Last year at this time, I was tied to my bed for two weeks, fighting an inner darkness that appeared in the form of life-gripping anxiety—the kind that leaves your body weak and your skin crawling and food tasteless in your mouth.
I’d be wrong if I didn’t admit to giving into hopelessness at some point. Two weeks can feel like a long time, especially when you don’t know how long the anxiety will last. I questioned how long God would let me stay paralyzed, how long it would take for him to rescue me. Faith felt like a risky thing, but I put it into my mind that I had been through this a few times before and had gotten out of it, as the saying goes, “This too shall pass.”

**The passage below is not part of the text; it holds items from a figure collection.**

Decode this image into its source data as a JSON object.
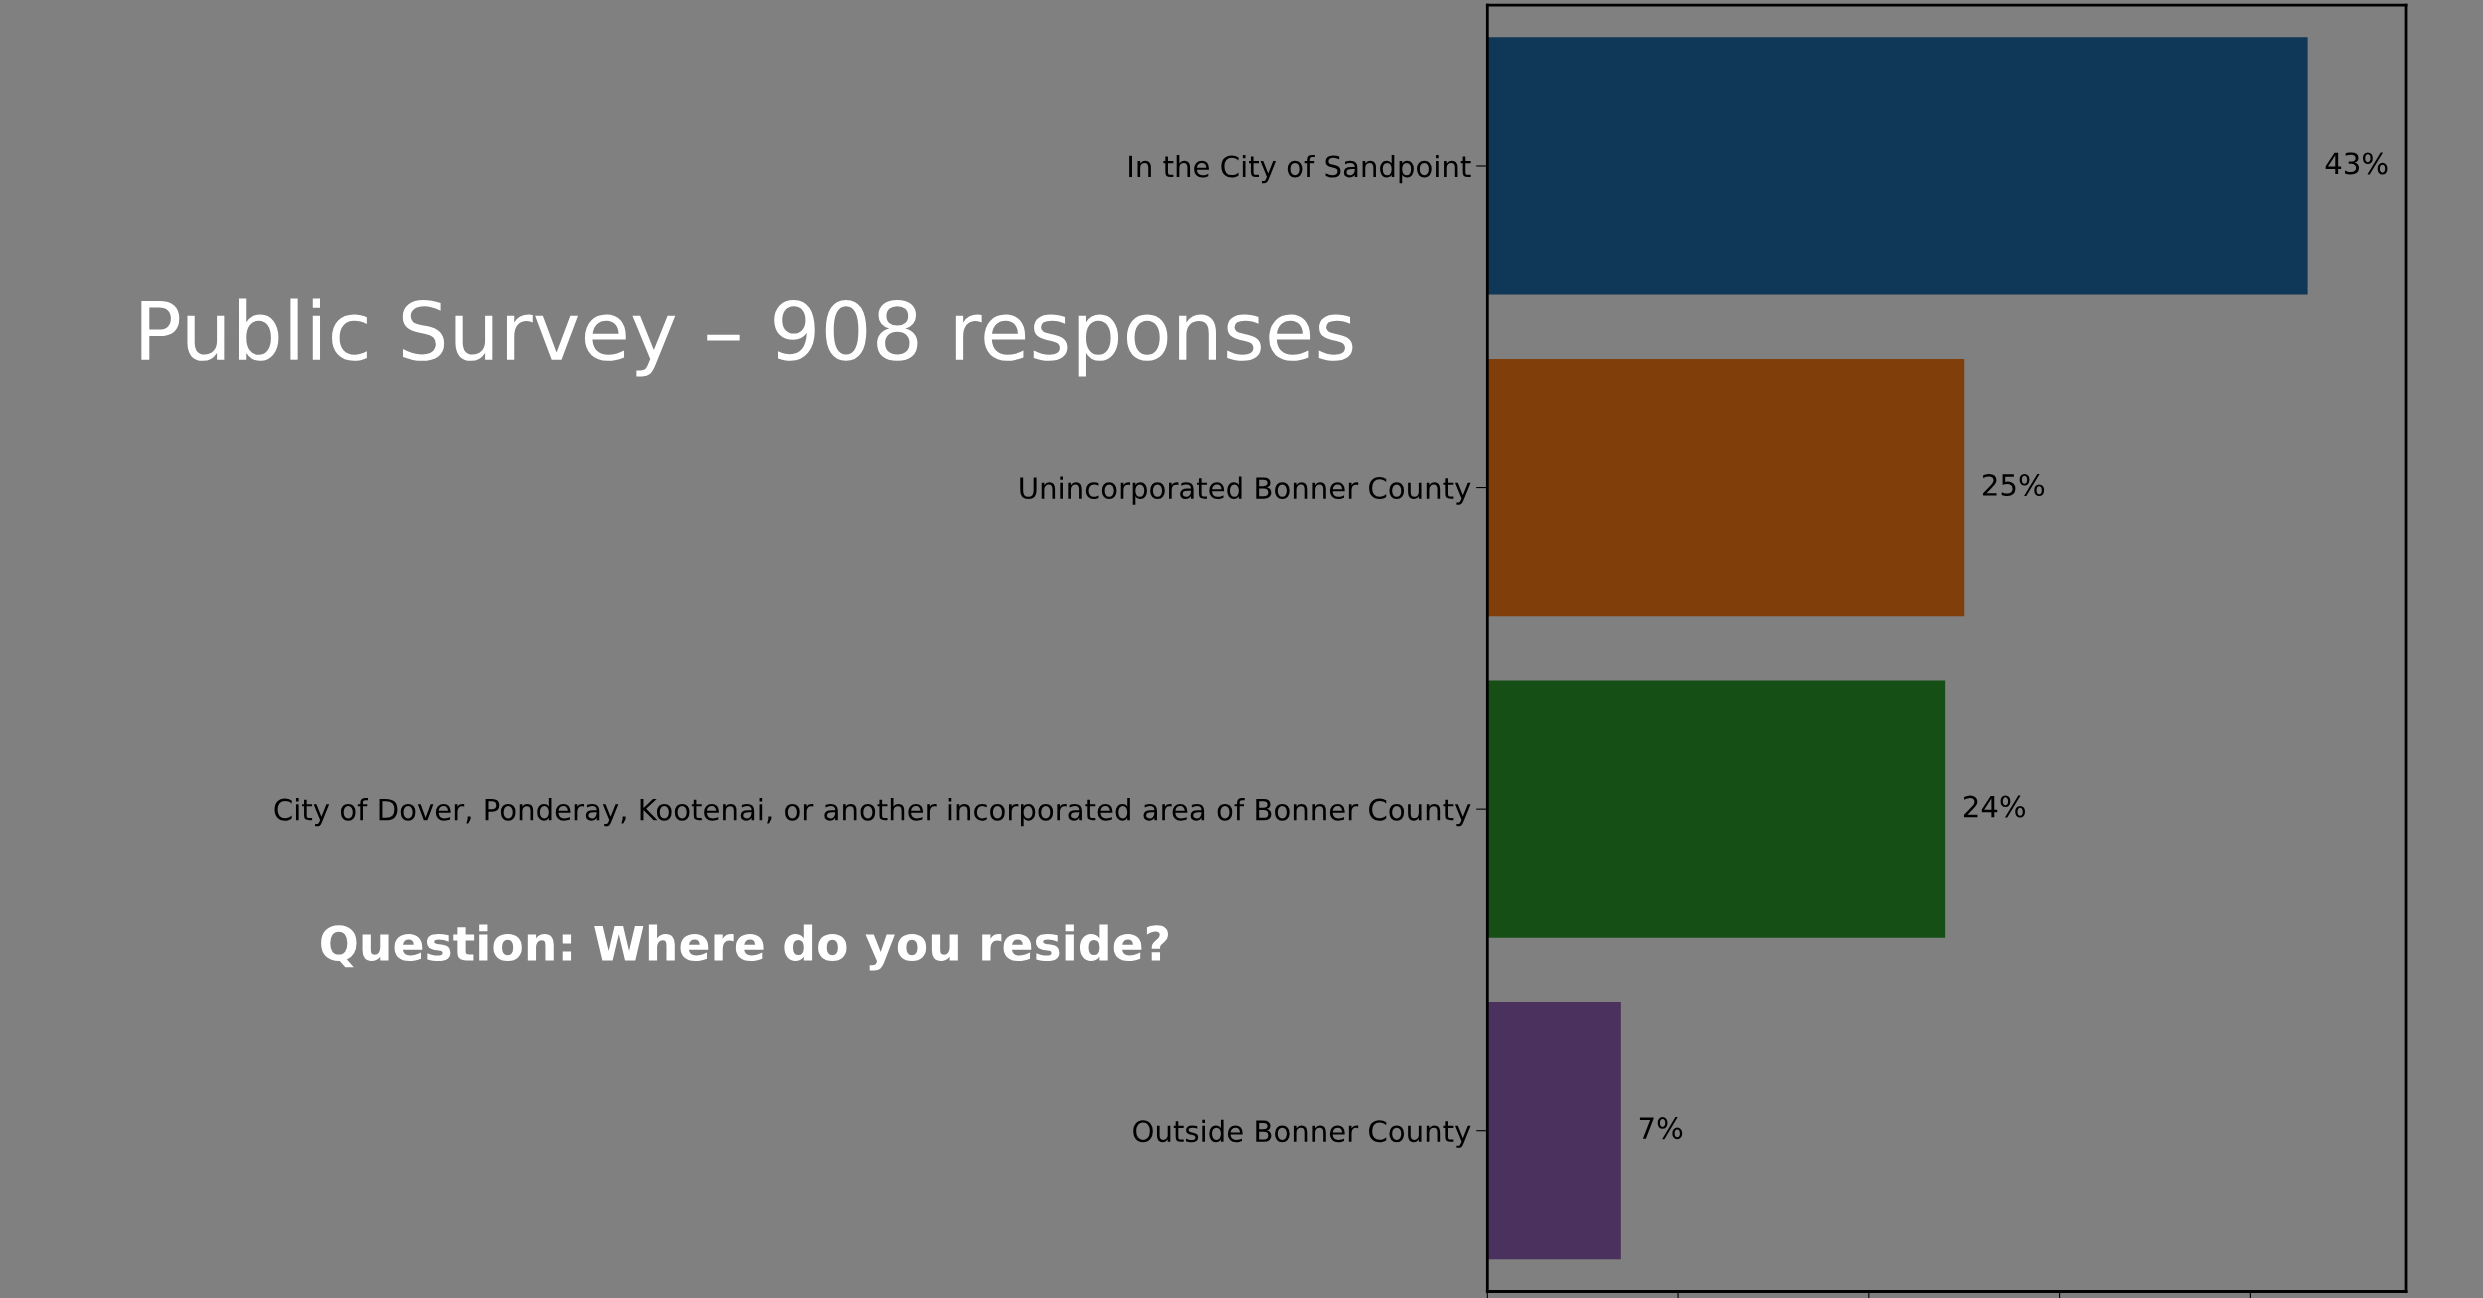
{
  "chart_data": {
    "type": "bar",
    "orientation": "horizontal",
    "title": "Public Survey – 908 responses",
    "subtitle": "Question: Where do you reside?",
    "categories": [
      "In the City of Sandpoint",
      "Unincorporated Bonner County",
      "City of Dover, Ponderay, Kootenai, or another incorporated area of Bonner County",
      "Outside Bonner County"
    ],
    "values": [
      43,
      25,
      24,
      7
    ],
    "colors": [
      "#0f3757",
      "#803f0a",
      "#154f16",
      "#4a315e"
    ],
    "value_labels": [
      "43%",
      "25%",
      "24%",
      "7%"
    ],
    "tick_labels": "y",
    "grid": false
  }
}
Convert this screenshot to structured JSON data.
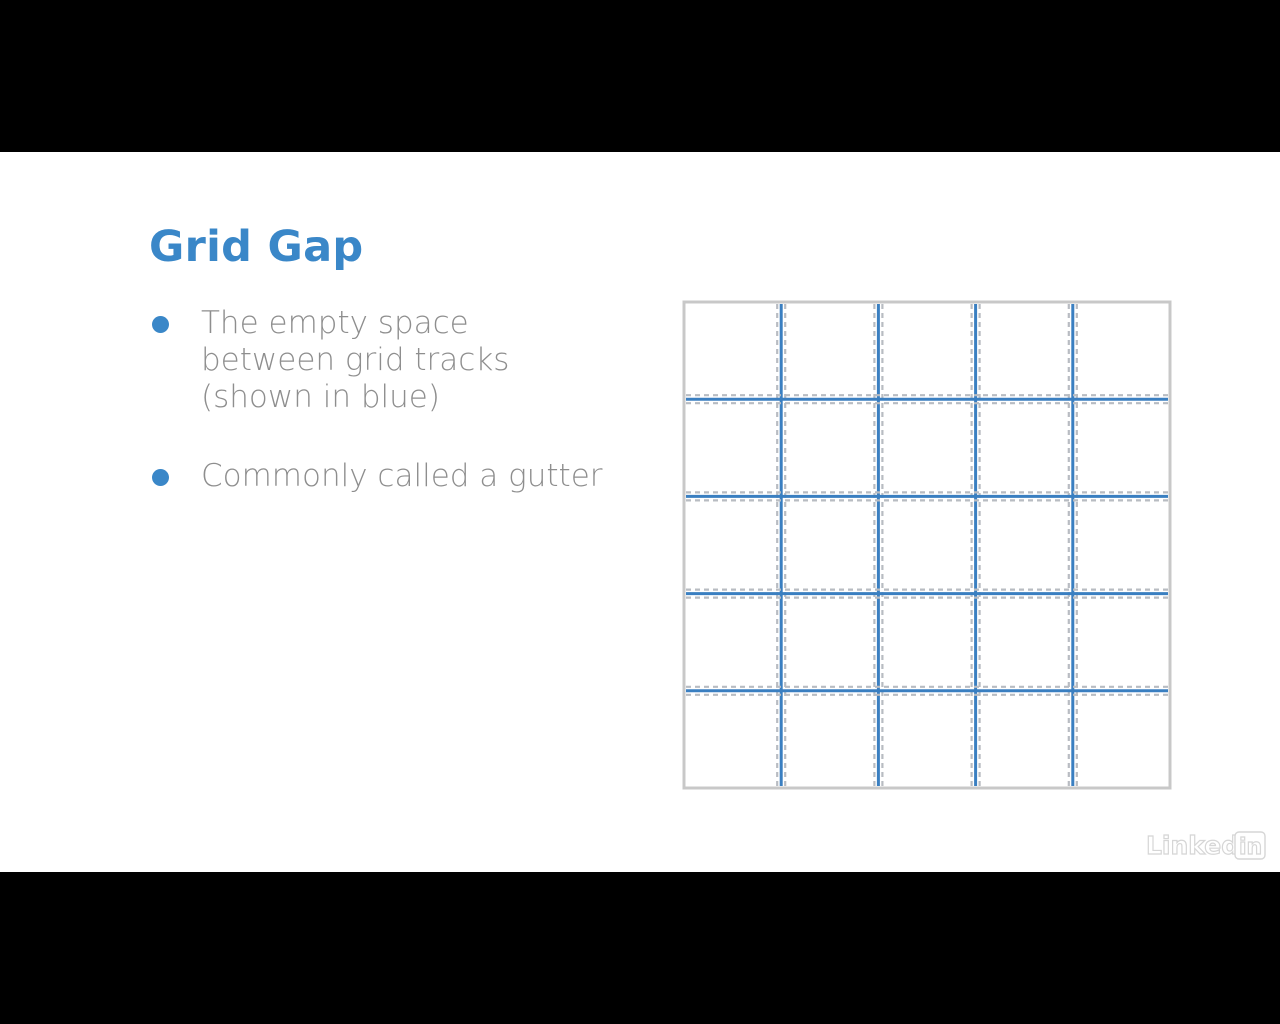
{
  "slide": {
    "title": "Grid Gap",
    "bullets": [
      {
        "text": "The empty space between grid tracks (shown in blue)"
      },
      {
        "text": "Commonly called a gutter"
      }
    ]
  },
  "diagram": {
    "columns": 5,
    "rows": 5,
    "gap_color": "#3a7fc1",
    "track_line_color": "#b8bcc2",
    "border_color": "#c8c8c8"
  },
  "watermark": {
    "logo": "LinkedIn"
  },
  "colors": {
    "accent": "#3a87c8",
    "body_text": "#8e8e8e",
    "background": "#ffffff",
    "letterbox": "#000000"
  }
}
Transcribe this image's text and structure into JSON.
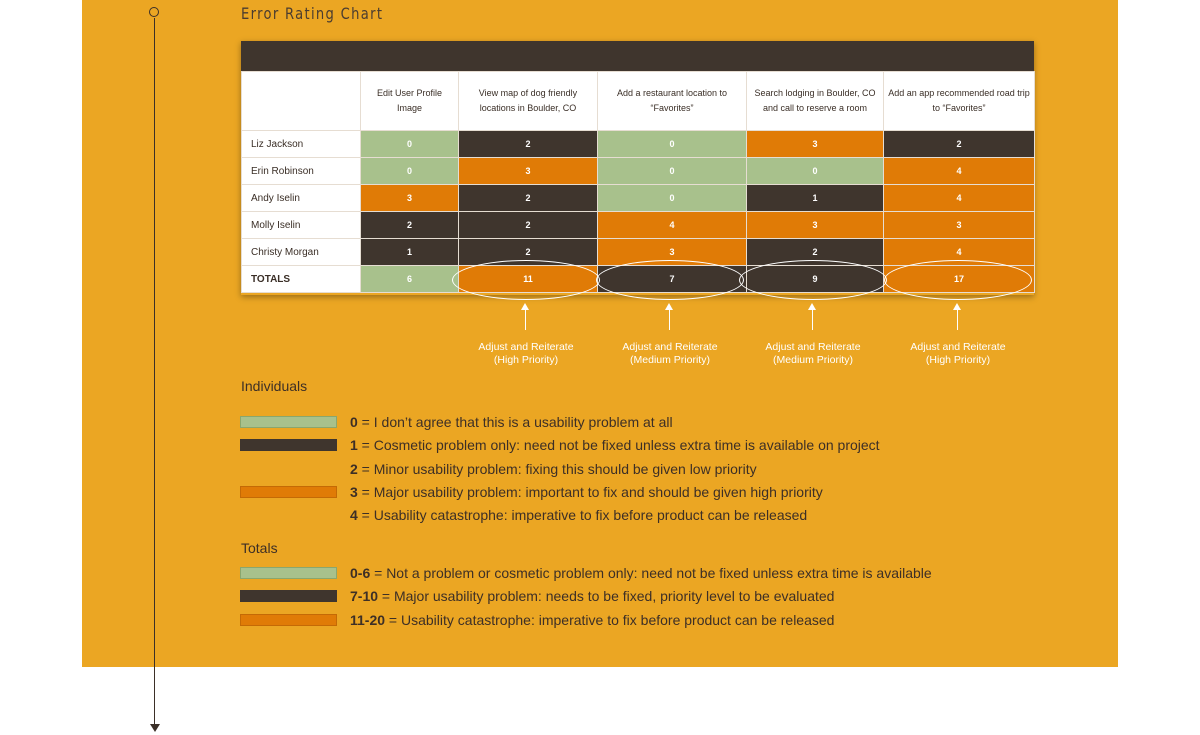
{
  "title": "Error Rating Chart",
  "colors": {
    "panel": "#eba623",
    "green": "#a8c18c",
    "dark": "#3f352d",
    "orange": "#e07b06"
  },
  "chart_data": {
    "type": "table",
    "title": "Error Rating Chart",
    "columns": [
      "Edit User Profile Image",
      "View map of dog friendly locations in Boulder, CO",
      "Add a restaurant location to “Favorites”",
      "Search lodging in Boulder, CO and call to reserve a room",
      "Add an app recommended road trip to “Favorites”"
    ],
    "rows": [
      {
        "name": "Liz Jackson",
        "values": [
          0,
          2,
          0,
          3,
          2
        ],
        "colors": [
          "green",
          "dark",
          "green",
          "orange",
          "dark"
        ]
      },
      {
        "name": "Erin Robinson",
        "values": [
          0,
          3,
          0,
          0,
          4
        ],
        "colors": [
          "green",
          "orange",
          "green",
          "green",
          "orange"
        ]
      },
      {
        "name": "Andy Iselin",
        "values": [
          3,
          2,
          0,
          1,
          4
        ],
        "colors": [
          "orange",
          "dark",
          "green",
          "dark",
          "orange"
        ]
      },
      {
        "name": "Molly Iselin",
        "values": [
          2,
          2,
          4,
          3,
          3
        ],
        "colors": [
          "dark",
          "dark",
          "orange",
          "orange",
          "orange"
        ]
      },
      {
        "name": "Christy Morgan",
        "values": [
          1,
          2,
          3,
          2,
          4
        ],
        "colors": [
          "dark",
          "dark",
          "orange",
          "dark",
          "orange"
        ]
      }
    ],
    "totals": {
      "name": "TOTALS",
      "values": [
        6,
        11,
        7,
        9,
        17
      ],
      "colors": [
        "green",
        "orange",
        "dark",
        "dark",
        "orange"
      ]
    },
    "annotations": [
      {
        "column": 1,
        "text": "Adjust and Reiterate",
        "priority": "(High Priority)"
      },
      {
        "column": 2,
        "text": "Adjust and Reiterate",
        "priority": "(Medium Priority)"
      },
      {
        "column": 3,
        "text": "Adjust and Reiterate",
        "priority": "(Medium Priority)"
      },
      {
        "column": 4,
        "text": "Adjust and Reiterate",
        "priority": "(High Priority)"
      }
    ]
  },
  "legend": {
    "individuals_title": "Individuals",
    "individuals": [
      {
        "swatch": "green",
        "key": "0",
        "text": " = I don’t agree that this is a usability problem at all"
      },
      {
        "swatch": "dark",
        "key": "1",
        "text": " = Cosmetic problem only: need not be fixed unless extra time is available on project"
      },
      {
        "swatch": "none",
        "key": "2",
        "text": " = Minor usability problem: fixing this should be given low priority"
      },
      {
        "swatch": "orange",
        "key": "3",
        "text": " = Major usability problem: important to fix and should be given high priority"
      },
      {
        "swatch": "none",
        "key": "4",
        "text": " = Usability catastrophe: imperative to fix before product can be released"
      }
    ],
    "totals_title": "Totals",
    "totals": [
      {
        "swatch": "green",
        "key": "0-6",
        "text": " = Not a problem or cosmetic problem only: need not be fixed unless extra time is available"
      },
      {
        "swatch": "dark",
        "key": "7-10",
        "text": " = Major usability problem: needs to be fixed, priority level to be evaluated"
      },
      {
        "swatch": "orange",
        "key": "11-20",
        "text": " = Usability catastrophe: imperative to fix before product can be released"
      }
    ]
  }
}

These paralytic episodes sprouted from what had happened four years ago, and every year since then, it’s like it’s happening again. Even though I’m not in it anymore, my body remembers, still angry at the harm that had been done to it, lashing out through self-sabotage. The first time it happens, you think you are dying. Then it happens a second and third time, and it still feels like you’re dying but also becomes sickly normal.
During the week leading up to Easter Sunday, or what Christians call “Holy Week,” I started having flashbacks of the day I had climbed over the railing of my ex-boyfriend’s balcony, looking over my shoulder to the ground below, calculating if the fall would be high enough. It’s a memory I’ve tucked far away. The desperate girl I became that day—the one who looked death in the face and found it appealing—still really scares me, mostly because I am afraid she will someday come back.
The flashbacks came out of nowhere. It was April, nowhere near October, and my first response was to be angry, maybe even shameful, that four years later, I was still having to deal with the effects of what had happened then.
My second judgment pushed me toward a kinder alternative: I’m learning these jarring moments aren’t shaming sessions God is punishing me with. They are so much sweeter. They are “kairos” moments, invitations to pause and enter into revelation. It was because the flashbacks were so out of place that they felt intentional, so I leaned in.
As the week progressed, I had several more flashbacks of the same image, except the lens had changed, like I suddenly had an ability to see a part of the picture I couldn’t see before. I saw myself clinging to the railing of the balcony, crying out in the hopes that someone would help me, and I could now also see God’s hands. Great, giant hands circling around me, creating an airspace where nothing would harm me, not even myself.
As much as I am ready to move on from that day on the balcony, God is still bringing me back to it, telling me there is more he wants to heal in me. I want to believe that the work God and I have done this year hasn’t just been emotional or spiritual but physical, too. I came into September and October bracing for the attack on my body I thought for sure would come. We’re halfway through October, and I am still standing. There have been minimal moments of anxiety and depression and no suicidal thoughts. Maybe one of these Octobers, it will only be a memory.